Per chi si rivolge ad altre aziende, presi i primi provvedimenti, organizzati a casa i dipendenti con il telelavoro, per coloro che possono, è fondamentale comunicare quello che si fa, ma anche spiegare le difficoltà che si stanno vivendo e come le si sta affrontando. I dipendenti sono sicuramente già stati avverti sulle politiche messe in atto all’interno dell’azienda. Può essere interessante farlo sapere anche all’esterno, per condividere le politiche attuate. Ci sono iniziative in corso in azienda? Quanti sono attivi nel volontariato? Che cosa si sta facendo? Farlo sapere può essere un aiuto per tutti.

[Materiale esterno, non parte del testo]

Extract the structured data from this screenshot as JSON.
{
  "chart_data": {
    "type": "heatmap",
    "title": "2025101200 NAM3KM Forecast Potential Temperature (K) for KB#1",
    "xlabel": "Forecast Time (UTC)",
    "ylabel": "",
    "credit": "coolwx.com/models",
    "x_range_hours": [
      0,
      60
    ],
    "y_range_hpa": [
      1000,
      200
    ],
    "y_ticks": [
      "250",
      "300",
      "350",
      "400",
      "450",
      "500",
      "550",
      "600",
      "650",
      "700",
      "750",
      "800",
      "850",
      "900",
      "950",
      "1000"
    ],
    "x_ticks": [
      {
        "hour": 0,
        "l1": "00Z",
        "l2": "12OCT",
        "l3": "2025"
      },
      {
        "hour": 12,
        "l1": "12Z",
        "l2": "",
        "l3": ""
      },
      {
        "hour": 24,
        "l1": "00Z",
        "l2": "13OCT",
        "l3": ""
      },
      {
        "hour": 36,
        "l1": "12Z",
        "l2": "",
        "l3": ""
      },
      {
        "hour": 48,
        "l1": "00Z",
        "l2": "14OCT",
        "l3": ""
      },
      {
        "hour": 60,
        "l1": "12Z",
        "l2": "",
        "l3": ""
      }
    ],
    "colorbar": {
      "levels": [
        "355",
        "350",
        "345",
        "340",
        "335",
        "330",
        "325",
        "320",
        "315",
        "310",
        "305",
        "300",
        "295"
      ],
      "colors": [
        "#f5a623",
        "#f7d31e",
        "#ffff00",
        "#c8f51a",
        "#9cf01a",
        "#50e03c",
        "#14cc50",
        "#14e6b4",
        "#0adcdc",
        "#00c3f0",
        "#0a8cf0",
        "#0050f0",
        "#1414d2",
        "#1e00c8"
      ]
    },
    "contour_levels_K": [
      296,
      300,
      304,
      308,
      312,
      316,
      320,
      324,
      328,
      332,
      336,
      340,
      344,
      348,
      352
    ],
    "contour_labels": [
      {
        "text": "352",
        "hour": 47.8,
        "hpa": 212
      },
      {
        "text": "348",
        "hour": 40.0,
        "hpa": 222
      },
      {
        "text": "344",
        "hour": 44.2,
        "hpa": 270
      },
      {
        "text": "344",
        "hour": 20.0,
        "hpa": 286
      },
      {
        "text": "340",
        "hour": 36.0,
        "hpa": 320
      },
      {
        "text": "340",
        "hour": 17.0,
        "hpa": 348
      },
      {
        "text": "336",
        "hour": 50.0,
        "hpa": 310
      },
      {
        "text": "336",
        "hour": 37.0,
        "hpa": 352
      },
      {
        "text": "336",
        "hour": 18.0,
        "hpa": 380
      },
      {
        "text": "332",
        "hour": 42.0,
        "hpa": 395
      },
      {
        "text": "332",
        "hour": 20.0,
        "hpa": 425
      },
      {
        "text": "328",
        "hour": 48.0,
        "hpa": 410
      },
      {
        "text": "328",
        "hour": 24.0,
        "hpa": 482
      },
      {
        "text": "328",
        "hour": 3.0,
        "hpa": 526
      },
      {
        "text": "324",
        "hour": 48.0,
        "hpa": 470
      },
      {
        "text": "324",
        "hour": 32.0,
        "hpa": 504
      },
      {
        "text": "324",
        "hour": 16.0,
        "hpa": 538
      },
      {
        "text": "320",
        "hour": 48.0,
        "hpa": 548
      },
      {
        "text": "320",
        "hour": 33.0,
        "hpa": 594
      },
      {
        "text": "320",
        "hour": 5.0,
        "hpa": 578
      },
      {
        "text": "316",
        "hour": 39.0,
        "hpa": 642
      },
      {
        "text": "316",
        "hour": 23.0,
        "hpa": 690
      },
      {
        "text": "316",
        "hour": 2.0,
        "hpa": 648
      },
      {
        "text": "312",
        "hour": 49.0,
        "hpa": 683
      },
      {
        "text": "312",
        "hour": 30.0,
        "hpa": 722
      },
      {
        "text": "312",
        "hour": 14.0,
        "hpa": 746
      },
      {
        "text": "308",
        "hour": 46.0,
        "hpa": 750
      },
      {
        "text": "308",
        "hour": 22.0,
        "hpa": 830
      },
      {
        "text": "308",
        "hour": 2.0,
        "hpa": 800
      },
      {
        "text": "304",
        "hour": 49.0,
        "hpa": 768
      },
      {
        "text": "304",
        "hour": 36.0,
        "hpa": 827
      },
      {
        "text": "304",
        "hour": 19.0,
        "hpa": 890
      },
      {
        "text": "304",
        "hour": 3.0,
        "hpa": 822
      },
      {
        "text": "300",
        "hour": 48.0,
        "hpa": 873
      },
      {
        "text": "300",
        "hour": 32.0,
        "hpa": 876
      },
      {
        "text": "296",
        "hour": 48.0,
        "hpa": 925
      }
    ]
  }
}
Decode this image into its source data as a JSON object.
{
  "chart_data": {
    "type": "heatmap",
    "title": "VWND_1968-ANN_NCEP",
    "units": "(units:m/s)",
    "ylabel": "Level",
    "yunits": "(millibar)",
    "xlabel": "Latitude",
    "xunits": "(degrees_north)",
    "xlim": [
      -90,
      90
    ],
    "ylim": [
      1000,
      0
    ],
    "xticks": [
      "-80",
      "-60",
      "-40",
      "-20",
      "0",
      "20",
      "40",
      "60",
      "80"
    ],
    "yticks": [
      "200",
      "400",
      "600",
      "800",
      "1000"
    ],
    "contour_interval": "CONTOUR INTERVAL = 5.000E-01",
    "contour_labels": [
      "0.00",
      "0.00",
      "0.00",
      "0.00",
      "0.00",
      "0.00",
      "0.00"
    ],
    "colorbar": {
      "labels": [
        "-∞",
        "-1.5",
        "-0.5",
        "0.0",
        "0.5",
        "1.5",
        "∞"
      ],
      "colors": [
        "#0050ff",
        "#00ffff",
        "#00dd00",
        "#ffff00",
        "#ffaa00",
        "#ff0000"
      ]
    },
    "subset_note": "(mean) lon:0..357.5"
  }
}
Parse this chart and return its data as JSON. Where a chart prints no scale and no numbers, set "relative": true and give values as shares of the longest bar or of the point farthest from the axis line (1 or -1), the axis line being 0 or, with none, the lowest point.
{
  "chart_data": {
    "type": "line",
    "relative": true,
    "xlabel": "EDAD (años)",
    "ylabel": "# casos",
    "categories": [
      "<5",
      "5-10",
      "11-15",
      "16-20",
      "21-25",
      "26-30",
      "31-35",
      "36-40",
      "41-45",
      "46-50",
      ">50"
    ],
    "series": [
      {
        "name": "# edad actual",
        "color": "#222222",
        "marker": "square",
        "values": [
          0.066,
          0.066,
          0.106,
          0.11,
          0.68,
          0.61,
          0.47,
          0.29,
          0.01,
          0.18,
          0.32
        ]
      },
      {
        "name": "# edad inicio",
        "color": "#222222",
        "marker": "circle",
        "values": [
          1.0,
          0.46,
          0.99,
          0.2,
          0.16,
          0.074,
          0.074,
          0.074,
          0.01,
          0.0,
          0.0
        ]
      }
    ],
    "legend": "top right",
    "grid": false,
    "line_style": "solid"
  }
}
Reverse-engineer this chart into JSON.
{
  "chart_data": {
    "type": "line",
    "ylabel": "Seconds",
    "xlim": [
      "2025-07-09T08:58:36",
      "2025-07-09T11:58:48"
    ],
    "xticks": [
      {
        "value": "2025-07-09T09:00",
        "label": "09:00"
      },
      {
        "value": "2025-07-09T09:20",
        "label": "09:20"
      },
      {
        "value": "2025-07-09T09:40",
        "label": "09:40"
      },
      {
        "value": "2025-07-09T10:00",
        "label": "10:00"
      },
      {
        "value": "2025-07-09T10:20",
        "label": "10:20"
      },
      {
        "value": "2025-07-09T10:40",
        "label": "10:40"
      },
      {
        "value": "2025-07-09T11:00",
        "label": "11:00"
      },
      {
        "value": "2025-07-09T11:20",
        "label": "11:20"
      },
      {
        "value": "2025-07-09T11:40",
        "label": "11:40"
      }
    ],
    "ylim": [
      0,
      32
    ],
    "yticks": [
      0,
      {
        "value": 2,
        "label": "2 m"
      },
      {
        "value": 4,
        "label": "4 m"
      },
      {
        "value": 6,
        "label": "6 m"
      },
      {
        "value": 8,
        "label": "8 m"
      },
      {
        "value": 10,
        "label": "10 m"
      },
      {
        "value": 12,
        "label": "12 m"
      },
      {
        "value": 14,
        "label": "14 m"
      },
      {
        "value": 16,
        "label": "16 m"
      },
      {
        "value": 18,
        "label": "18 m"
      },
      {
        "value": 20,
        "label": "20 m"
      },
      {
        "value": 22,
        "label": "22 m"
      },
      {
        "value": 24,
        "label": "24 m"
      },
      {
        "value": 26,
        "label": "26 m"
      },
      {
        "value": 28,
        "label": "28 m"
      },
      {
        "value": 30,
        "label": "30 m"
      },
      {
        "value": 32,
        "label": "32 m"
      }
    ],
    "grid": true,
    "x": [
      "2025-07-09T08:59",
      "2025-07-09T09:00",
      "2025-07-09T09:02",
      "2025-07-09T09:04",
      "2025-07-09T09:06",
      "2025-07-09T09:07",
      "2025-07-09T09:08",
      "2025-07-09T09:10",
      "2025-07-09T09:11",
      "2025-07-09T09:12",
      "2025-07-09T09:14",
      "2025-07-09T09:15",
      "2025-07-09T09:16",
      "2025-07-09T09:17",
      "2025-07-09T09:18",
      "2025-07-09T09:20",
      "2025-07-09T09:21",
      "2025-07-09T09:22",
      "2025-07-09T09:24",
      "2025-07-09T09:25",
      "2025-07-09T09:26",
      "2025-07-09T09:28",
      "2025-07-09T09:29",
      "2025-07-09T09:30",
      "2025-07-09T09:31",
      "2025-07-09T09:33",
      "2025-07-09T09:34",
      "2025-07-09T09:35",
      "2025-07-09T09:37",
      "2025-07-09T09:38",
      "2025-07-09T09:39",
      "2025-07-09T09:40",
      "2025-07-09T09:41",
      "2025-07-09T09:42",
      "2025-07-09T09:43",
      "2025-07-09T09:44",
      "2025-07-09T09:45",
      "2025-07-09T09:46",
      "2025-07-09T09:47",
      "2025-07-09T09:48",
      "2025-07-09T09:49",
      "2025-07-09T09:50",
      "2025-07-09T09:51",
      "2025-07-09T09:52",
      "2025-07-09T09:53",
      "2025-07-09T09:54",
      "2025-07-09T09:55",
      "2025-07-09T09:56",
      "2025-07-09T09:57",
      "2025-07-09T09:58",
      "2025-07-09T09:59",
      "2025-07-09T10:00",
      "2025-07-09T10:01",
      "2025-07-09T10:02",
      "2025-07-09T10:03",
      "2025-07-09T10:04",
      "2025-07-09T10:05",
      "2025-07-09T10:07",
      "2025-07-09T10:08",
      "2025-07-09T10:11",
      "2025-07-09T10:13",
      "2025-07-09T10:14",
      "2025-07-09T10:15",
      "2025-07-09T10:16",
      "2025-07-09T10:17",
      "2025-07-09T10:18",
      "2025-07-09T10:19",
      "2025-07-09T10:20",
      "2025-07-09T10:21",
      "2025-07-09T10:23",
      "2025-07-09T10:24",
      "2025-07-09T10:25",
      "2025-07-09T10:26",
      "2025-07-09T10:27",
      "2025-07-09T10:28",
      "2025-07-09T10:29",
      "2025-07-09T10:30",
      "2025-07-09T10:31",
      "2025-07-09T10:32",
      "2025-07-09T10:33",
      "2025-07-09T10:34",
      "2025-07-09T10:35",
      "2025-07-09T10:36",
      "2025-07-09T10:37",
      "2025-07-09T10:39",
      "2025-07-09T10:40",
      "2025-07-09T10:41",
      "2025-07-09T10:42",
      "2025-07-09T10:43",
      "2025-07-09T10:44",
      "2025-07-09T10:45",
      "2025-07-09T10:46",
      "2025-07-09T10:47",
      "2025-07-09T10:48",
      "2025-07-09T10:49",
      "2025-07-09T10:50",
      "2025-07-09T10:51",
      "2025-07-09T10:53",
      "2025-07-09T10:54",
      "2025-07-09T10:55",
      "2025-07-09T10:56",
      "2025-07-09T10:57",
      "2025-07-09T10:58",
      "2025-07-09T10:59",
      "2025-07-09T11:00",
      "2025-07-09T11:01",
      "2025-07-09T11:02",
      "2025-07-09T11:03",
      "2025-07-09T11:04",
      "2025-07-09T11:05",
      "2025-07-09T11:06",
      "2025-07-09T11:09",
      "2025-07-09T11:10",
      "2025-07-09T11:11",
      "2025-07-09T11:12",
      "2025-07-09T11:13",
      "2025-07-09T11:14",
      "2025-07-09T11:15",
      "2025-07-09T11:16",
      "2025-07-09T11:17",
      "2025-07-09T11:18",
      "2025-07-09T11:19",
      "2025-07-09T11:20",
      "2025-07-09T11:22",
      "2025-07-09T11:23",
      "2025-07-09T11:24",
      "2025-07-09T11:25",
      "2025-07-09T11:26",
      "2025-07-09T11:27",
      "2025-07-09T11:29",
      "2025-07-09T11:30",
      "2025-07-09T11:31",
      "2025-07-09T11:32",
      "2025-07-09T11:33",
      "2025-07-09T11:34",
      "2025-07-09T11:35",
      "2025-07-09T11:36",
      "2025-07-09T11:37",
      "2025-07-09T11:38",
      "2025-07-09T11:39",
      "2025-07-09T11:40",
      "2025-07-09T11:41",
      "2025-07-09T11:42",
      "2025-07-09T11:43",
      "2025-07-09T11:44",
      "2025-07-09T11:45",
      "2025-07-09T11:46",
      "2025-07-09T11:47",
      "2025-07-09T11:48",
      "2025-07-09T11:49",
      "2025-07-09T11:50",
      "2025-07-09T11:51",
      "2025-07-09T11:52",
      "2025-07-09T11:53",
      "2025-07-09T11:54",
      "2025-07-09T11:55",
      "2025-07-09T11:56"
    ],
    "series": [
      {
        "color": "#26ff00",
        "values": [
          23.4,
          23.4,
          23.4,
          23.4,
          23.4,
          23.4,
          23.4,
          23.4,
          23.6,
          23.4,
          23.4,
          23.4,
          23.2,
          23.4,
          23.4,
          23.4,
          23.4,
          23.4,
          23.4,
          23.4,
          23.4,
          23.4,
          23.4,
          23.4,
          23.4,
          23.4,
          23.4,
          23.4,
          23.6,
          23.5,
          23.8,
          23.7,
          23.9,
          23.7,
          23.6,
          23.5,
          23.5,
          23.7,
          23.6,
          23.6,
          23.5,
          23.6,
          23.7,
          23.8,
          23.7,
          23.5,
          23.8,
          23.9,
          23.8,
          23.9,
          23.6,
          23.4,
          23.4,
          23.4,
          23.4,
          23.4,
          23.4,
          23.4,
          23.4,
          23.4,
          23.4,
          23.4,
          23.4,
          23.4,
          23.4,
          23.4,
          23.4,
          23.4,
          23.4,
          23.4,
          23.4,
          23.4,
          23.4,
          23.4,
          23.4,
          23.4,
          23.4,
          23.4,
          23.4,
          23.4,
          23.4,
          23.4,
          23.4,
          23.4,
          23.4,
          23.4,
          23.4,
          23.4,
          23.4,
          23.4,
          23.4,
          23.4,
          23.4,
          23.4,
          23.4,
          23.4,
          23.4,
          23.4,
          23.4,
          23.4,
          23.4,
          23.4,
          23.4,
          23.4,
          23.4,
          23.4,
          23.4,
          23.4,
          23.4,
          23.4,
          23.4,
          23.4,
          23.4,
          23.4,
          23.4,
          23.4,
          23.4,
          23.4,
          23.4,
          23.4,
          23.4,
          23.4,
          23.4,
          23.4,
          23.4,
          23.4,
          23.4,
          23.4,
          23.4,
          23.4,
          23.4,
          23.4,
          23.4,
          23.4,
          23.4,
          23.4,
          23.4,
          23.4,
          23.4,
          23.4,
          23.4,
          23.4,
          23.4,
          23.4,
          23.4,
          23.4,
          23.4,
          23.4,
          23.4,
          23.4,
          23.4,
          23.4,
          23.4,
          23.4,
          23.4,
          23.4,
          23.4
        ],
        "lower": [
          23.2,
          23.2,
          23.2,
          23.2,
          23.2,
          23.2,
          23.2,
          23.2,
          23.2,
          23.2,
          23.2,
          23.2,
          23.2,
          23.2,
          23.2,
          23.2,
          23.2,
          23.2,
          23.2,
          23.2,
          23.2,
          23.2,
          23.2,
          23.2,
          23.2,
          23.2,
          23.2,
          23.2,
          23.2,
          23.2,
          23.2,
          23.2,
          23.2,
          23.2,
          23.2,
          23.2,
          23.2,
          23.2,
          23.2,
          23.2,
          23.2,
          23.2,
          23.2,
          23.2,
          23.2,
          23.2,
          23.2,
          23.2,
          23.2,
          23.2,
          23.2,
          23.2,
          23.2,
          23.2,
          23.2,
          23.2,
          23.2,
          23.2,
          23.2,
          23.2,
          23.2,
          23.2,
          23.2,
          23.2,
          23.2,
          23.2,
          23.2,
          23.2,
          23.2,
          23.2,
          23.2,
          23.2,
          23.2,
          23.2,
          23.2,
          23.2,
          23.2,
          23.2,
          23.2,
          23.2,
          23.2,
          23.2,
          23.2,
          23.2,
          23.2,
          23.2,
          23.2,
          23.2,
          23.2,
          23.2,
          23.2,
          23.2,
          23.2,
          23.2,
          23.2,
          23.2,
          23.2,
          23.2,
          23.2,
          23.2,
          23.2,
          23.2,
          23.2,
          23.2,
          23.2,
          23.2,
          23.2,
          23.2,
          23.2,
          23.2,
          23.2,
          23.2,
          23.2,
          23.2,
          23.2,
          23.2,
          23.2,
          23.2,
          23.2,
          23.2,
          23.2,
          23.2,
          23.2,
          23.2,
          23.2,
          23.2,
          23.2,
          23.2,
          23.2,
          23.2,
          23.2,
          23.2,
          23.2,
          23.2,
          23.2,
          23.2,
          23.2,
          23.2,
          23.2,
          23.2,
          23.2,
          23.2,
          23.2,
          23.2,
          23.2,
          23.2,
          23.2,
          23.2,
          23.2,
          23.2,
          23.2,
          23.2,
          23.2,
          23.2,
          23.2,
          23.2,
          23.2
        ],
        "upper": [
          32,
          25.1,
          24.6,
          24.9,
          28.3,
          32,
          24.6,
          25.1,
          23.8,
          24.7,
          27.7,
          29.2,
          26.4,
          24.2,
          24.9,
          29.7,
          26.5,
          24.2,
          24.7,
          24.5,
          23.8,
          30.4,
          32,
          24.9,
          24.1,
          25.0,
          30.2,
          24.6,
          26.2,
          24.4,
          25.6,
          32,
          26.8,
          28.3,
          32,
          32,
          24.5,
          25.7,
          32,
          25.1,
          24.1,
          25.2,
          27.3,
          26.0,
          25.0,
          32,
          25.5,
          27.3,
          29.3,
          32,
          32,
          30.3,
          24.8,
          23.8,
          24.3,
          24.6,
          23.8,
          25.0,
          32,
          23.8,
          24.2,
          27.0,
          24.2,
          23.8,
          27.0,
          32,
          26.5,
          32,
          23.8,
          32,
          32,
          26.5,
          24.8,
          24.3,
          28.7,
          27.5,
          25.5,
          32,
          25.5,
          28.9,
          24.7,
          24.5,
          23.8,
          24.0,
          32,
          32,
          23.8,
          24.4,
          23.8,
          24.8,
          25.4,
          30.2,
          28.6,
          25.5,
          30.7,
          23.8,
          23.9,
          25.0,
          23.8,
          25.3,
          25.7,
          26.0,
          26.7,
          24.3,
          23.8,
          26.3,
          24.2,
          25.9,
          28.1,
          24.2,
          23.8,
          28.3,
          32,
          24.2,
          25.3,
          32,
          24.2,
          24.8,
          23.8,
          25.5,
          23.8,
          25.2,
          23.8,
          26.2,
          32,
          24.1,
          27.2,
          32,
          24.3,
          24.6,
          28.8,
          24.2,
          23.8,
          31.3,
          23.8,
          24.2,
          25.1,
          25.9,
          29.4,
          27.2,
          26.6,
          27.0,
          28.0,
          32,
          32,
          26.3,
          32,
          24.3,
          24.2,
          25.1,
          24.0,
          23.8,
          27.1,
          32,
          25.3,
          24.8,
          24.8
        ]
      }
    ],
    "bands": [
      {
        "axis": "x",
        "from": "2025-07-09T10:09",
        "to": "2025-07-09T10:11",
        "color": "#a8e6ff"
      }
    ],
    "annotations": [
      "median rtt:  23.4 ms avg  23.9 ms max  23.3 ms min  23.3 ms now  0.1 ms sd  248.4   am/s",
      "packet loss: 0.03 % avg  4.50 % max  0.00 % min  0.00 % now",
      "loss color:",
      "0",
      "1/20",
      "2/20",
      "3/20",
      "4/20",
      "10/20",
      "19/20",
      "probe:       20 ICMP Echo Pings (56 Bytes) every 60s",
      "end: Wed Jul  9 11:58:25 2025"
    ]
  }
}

Le domande sono tante.

In caso di infezioni è essenziale una rapida comunicazione interna su tutti i dipendenti, in modo da aiutare il lavoro dei medici ed evitare al più possibile i contagi, per tutelare soprattutto le persone deboli che sono le più a rischio.

COMUNICARE NELL’OTTICA DEL SERVIZIO

Facciamo degli esempi, consci del fatto che ce ne possono essere molti altri.

Come azienda produciamo dei beni utili per sterilizzare o abbiamo dei tecnici o dei laboratori che stanno studiando una soluzione per questa malattia. Fare il punto della situazione, oltre ad alzare la reputazione aziendale, cosa non secondaria, può dare speranza a tutti.

Terziario: ci occupiamo di smart-working o di comunicazione o siamo in un altro settore e abbiamo informazioni da condividere. Facciamolo! Le scuole come si stanno organizzando? Le associazioni di categoria cosa hanno da dire?

I social in questi giorni sono stati invasi da foto di supermercati vuoti, ma gli scaffali sono stati poi riempiti e non tutti i punti vendita sono stati presi d’assalto. Per il direttore del punto vendita può essere semplice sapere dove la situazione è migliore e comunicarlo, a partire dal web, per passare poi ai social e ai media. Una regola che vale per tutti, grandi e piccoli punti vendita. E anche per le farmacie, dove è sempre più difficile trovare disinfettanti in gel e mascherine.
Noi abbiamo iniziato con questo comunicato stampa.